Im Oktober 2006 stellte der Eichborn Verlag für die wohl bekannteste anspruchsvolle Buchreihe auf dem deutschen Buchmarkt, die »Andere Bibliothek« zwei neue Herausgeber vor: Michael Naumann und Klaus Harpprecht. Wie Spiegel online berichtet, hat der Verlag nach nur drei Jahren diese beiden Herausgeber wieder entlassen:
„Der Eichborn-Verlag hat sich entschieden, mit modernen Marketing- Methoden nach einer neuen Zielgruppe für die Andere Bibliothek zu suchen“, sagte Naumann am Donnerstag. „Sowohl Klaus Harpprecht als auch ich sind der Meinung, dass Zielgruppen-Ideologie jeglicher Art, ob gruppen- oder altersspezifisch, mit dem Charakter dieser Buchreihe nichts zu tun hat. Wir bedauern die Entscheidung des Verlags und wünschen dieser wunderbaren Buchreihe eine Zukunft, die ihrer Tradition entspricht.“
Nun ist die »Andere Bibliothek« der Inbegriff einer Zielgruppen-orientierten Buchreihe gewesen, und man kann begreifen, dass der Verlag zwei Herausgeber der Reihe entlässt, die gerade dieses Konzept nicht verstehen. Andererseits haben wir ja bereits damals, als die Reihe ihren Gründer Hans Magnus Enzensberger verlor, festgestellt, dass auch der Eichborn Verlag lange schon jeglichen Kontakt mit der ursprünglichen Zielgruppe der Reihe verloren hatte, nämlich mit den Buchliebhabern, die rare Texte in solider handwerklicher Ausstattung wollten, statt mit der üblichen Massenware der Papierindustrie abgespeist zu werden. Dieses Profil ist der »Andere Bibliothek« inzwischen aber komplett abhanden gekommen.

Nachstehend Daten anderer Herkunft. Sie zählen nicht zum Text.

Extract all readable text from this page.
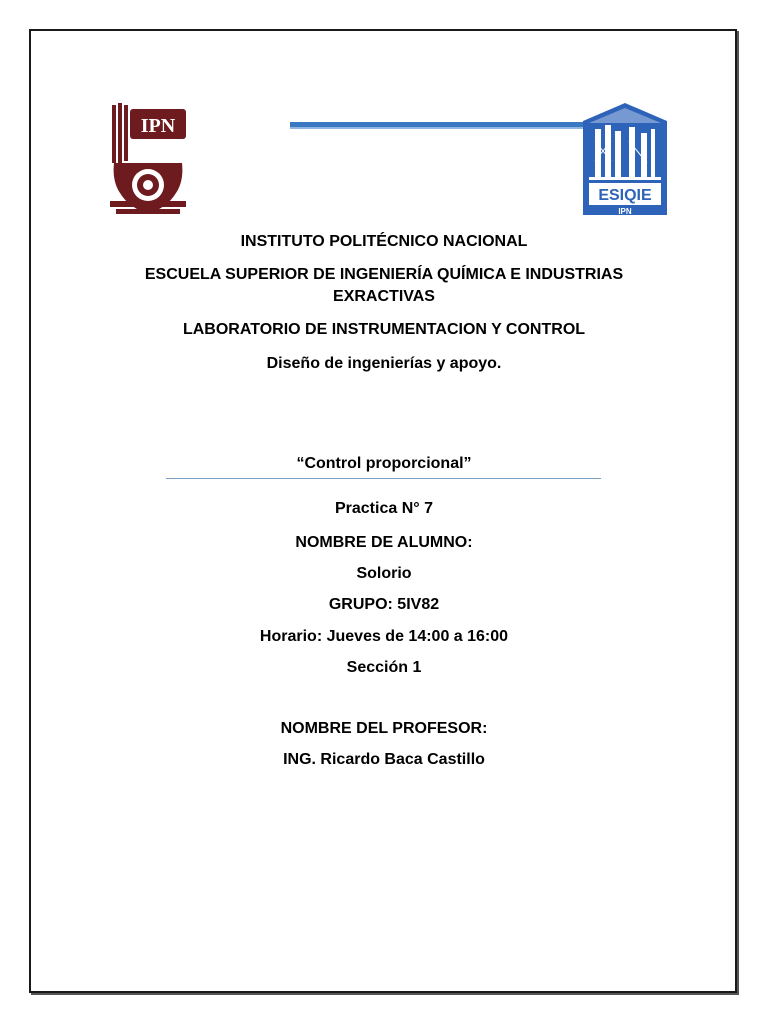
IPN
ESIQIE
IPN
INSTITUTO POLITÉCNICO NACIONAL
ESCUELA SUPERIOR DE INGENIERÍA QUÍMICA E INDUSTRIAS
EXRACTIVAS
LABORATORIO DE INSTRUMENTACION Y CONTROL
Diseño de ingenierías y apoyo.
“Control proporcional”
Practica N° 7
NOMBRE DE ALUMNO:
Solorio
GRUPO: 5IV82
Horario: Jueves de 14:00 a 16:00
Sección 1
NOMBRE DEL PROFESOR:
ING. Ricardo Baca Castillo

Nun soll es ein dem breiten Publikum eher unbekannter Macher richten:
Der Eichborn Verlag teilte mit, neuer Programmleiter der Anderen Bibliothek werde ab 1. Januar 2011 Christian Döring. Der frühere Suhrkamp-Lektor mit Hang zum schillernden Auftritt gilt als eine der markanten Gestalten der deutschen Buchbranche.
Wohlgemerkt, er gilt als markante Gestalt; Enzensberger war eine markante Gestalt. – Sic transit gloria mundi.